Interesse an ihren Forschungsergebnissen zeigte das Technologietransferzentrum (ttz) Bremerhaven. Dessen Institut für Lebensmitteltechnologie und Bioverfahrenstechnik sucht nach neuen Frostschutzmethoden für tiefgekühlte Backwaren. Bisher kommt es nämlich beim Gefrieren von ungebackenen Brötchen und Broten zu spürbaren Qualitätsverlusten. Eiskristalle, die entstehen, wenn das Wasser im Teig gefriert, zerstören sowohl die Struktur und Klebeeigenschaften des Teiges als auch die Hefezellen, weshalb die Backwaren beim Auftauen bis zu 20 Prozent ihres Volumens einbüßen. An der Oberfläche trocknet das Gefriergut zudem aus. Gemeinsam wollen Biologen und Lebensmittelforscher nun einen Weg finden, mit dem sich das Antifrost-Protein der Kieselalge so gezielt in Bäckereien einsetzen lässt, dass die Eiskristallbildung beim Tiefkühlen kontrolliert werden kann.

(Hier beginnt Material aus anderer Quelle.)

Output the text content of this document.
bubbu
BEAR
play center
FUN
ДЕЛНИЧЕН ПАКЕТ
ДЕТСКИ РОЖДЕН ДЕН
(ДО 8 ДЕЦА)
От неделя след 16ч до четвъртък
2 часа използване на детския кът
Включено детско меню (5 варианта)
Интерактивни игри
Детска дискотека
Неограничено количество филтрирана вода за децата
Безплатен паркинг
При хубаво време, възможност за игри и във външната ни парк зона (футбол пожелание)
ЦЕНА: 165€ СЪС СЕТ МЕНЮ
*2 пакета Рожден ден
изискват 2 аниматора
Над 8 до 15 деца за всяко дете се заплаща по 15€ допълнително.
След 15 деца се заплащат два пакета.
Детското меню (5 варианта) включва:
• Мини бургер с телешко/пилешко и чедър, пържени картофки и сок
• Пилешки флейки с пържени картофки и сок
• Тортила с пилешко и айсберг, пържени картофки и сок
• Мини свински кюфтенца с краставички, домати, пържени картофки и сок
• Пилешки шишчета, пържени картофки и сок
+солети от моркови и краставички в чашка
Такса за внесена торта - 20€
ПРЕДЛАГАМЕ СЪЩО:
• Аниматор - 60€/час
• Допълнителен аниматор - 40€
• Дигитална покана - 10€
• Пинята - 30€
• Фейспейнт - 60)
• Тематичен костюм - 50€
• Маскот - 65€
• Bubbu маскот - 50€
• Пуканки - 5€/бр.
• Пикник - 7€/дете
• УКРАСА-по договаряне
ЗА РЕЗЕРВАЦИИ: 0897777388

Maddalena Bayer-Giraldi konzentriert sich dabei auf zwei Kernfragen. „Mich interessiert wie das Protein mit dem Eis interagiert und wie es dessen Struktur prägt. So wissen wir beispielsweise noch nicht, bei welcher Konzentration des Antifrost-Eiweißes diese Prozesse ablaufen oder welche Gefrierbedingungen die besten sind. Diese Fragen sind jedoch ganz entscheidend – für den industriellen Einsatz des Proteins ebenso wie für das Verständnis der Ökologie im Meereis“, sagt die Biologin. Auf ihren Erkenntnissen werden anschließend die Back- und Gefriertests der Lebensmittelexperten aufbauen.

Gefördert wird dieses Projekt von der Allianz Industrie Forschung (AiF) sowie dem Forschungskreis der Ernährungsindustrie e.V.. Es steht damit exemplarisch für das hohe Anwendungspotenzial von Ergebnissen der Grundlagenforschung am Alfred-Wegener-Institut für Polar- und Meeresforschung in der Helmholtz-Gemeinschaft.